By Andrea Yeo, Seycove Secondary Teacher
Seycove Secondary’s Social Justice 12 is a course that teaches students they are never too young to make a difference in the world. After learning about various perspectives relating to different social justice issues such as poverty, homelessness, racism, sexism, homophobia, reconciliation, and also studying human rights and analysing the cycle of socialization, students then choose a project they are passionate about to bring about change for a cause.
It is amazing to see these students tackle their projects. Students report that it does not feel like work because they are genuinely inspired by their projects and their cause, and the growth they see in themselves. It is inspiring, particularly during these COVID-19 times, to see students who are motivated and driven to spread positivity in their school, and local and global communities.
Below are is a sample of some of the final action plan projects that Seycove’s Social Justice 12 students have produced. This blog post is part two of a two-part series.
Local Youth Homelessness
Lilian Robertson focused her action plan on local youth homelessness. She chose to support and advocate for Covenant House Vancouver, a charity that supports youth in need with respect and unconditional love. As Lilian shared, “This topic is important to me because youth are our future, and we need to support them with the tools necessary to successfully transition to adulthood.”
Lilian created a poster to share the stories of some of the youth who benefited from Covenant House. She also plans on volunteering her time and donating food and clothing to the organization. This project inspired Lilian to continue on with this work: “It’s shown me what I’m capable of.”
“A Safe Place”
Luca Jacoe created the website A Safe Place to provide education and resources for Vancouver youth struggling with their mental health. “Through surveys and research on mental health in youth, I felt there was a resource missing: a simple site where youth could seek support and understand the feelings they are experiencing,” explains Luca.
Using the slogan Youth Supporting Youth, the website is a welcoming, comfortable and relatable source for youth hoping to better understand their mental health. Luca encourages youth and adults to visit the site, use the resources provided to learn about mental health and take the next step to reach out for help.
Children in Armed Conflict
Sofia chose to focus her action plan on children in armed conflict. She created a GoFundMe page to bring awareness to the social injustice these children face and raise funds for the non-profit, The Innocence Lost Foundation.
The goal of the Innocence Lost Foundation is to provide former child soldiers with recovery through education, skills, training and therapy facilities. All donations will go towards building a community centre in Kabala, Sierra Leone, where there will be classes and workshops, along with a water well and a small medical clinic.

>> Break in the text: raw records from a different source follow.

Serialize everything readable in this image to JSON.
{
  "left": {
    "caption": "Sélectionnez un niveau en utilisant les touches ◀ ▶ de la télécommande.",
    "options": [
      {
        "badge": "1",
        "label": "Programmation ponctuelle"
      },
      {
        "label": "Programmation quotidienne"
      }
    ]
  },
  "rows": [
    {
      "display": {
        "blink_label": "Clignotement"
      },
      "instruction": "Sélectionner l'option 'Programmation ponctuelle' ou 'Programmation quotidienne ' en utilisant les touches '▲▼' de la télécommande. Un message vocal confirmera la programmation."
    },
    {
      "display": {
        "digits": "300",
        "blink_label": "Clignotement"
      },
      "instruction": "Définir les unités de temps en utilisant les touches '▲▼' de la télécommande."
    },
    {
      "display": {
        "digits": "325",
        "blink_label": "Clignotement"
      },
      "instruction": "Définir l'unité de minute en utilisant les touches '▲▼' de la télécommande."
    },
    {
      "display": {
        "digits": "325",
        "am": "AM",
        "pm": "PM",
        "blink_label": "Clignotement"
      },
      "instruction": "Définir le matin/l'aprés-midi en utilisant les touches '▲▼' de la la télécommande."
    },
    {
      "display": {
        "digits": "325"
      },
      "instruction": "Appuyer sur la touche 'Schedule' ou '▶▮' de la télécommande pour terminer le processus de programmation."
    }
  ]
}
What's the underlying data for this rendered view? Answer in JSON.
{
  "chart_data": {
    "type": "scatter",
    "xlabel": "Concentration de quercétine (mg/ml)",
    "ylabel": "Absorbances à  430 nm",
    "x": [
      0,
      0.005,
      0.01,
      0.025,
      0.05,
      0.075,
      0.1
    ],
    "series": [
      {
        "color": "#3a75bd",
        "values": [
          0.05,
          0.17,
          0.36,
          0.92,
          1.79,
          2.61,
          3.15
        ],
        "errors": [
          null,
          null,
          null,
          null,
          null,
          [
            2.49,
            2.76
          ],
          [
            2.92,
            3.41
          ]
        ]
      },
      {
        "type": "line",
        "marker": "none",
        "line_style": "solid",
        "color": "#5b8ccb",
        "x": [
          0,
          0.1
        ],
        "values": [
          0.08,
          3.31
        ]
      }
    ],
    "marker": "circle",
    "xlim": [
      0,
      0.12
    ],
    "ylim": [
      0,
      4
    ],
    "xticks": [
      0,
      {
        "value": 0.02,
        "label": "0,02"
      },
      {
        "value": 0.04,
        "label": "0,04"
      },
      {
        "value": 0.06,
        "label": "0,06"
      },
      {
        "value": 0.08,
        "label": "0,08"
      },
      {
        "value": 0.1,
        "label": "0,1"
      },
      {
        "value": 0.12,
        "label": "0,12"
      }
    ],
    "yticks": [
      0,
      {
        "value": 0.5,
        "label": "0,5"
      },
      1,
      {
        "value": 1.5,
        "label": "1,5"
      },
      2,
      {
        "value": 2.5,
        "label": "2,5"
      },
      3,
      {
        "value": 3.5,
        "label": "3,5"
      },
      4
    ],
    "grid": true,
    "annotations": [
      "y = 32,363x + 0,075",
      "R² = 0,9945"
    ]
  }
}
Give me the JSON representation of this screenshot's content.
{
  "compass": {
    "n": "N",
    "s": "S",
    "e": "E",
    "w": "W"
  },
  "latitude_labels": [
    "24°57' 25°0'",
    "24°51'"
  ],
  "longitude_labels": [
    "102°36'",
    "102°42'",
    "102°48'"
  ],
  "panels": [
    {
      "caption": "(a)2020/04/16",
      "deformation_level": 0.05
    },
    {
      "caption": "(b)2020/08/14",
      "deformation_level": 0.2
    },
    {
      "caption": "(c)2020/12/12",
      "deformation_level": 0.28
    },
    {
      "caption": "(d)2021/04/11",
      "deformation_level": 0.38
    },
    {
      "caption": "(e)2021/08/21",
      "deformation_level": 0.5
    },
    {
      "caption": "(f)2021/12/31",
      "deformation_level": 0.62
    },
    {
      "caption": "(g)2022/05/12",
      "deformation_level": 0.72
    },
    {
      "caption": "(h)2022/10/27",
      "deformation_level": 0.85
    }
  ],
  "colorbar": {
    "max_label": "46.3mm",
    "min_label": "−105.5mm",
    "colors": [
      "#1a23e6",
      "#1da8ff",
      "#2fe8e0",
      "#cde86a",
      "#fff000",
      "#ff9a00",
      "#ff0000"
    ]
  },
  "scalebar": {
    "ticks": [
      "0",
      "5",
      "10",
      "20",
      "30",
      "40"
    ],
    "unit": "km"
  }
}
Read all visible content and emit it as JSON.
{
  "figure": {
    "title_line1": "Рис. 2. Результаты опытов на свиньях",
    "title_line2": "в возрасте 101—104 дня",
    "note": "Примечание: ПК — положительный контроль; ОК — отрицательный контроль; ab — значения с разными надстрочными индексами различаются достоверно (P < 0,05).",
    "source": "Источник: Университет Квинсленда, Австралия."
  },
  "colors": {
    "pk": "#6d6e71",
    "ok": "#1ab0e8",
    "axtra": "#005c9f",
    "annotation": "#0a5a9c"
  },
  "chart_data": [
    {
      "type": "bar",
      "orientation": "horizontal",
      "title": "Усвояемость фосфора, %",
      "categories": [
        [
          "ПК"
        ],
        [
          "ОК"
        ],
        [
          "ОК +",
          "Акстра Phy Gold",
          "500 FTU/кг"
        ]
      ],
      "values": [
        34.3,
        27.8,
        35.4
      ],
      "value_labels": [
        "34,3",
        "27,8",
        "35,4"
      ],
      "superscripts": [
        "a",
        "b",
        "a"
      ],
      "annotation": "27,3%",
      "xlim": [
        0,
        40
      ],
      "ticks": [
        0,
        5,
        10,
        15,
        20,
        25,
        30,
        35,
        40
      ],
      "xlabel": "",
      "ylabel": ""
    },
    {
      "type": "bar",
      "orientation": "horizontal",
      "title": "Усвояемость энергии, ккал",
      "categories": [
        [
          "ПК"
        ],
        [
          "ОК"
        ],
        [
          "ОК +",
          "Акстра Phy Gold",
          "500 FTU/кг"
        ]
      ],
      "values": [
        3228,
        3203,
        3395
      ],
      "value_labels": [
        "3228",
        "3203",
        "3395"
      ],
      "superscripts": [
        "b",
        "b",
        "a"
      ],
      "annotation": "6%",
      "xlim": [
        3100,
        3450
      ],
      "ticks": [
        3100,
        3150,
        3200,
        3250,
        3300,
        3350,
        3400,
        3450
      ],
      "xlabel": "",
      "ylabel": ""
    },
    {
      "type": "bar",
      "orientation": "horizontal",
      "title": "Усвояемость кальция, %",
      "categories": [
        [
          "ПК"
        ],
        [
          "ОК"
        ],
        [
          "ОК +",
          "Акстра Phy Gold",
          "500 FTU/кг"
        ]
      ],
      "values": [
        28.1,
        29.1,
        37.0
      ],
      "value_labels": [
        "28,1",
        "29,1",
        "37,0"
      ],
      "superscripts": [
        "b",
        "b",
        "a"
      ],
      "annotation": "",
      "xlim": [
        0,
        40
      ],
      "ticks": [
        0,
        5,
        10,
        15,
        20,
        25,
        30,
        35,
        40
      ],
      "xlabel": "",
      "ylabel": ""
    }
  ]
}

Sofia’s action plan included educating herself on this issue, learning about charitable and community supports for these children, bringing awareness to others within the community, as well as raising money to help support the children.
Through the project, Sofia developed her research skills, and learned a lot about this topic, these children’s’ lives, and the horrible circumstances they are forced into. “I have moved out of my comfort zone and into an area of helping others. I’ve also gained an understanding that there are many injustices in the world, and no amount of help is too small.”
Children in Poverty
Manny’s action plan goal was to help children in poverty. Manny fundraised in order to partner with Samaritan's Purse and be a part of Operation Christmas Child, “so I could pack shoeboxes full of gifts, which will be sent to Africa.”
Youth and Drug Addiction
Kaiya Perkins and Taylor Slater
Kaiya and Taylor created a petition requesting the provincial government consider improving the rehabilitation system currently in place for youth struggling with drug addiction. “Addiction is a highly prevalent, yet stigmatized issue; therefore, it does not get the attention required.”
Kaiya and Taylor spoke with MLA Susie Chant during a North Vancouver District council meeting to bring awareness to the issue in the hopes of bringing change within the community. “During the Social Justice 12 course at Seycove, we have become advocates and learned how our small actions can create a major difference.”
Students with Diverse Abilities
Chantal feels passionate about learning disabilities and having teachers and school staff understand what it is like for students with ADHD. Chantal created a video that explained her personal experiences. She wanted it shared with all staff to help to reduce the stigma as it pertains to ADHD and other learning disabilities.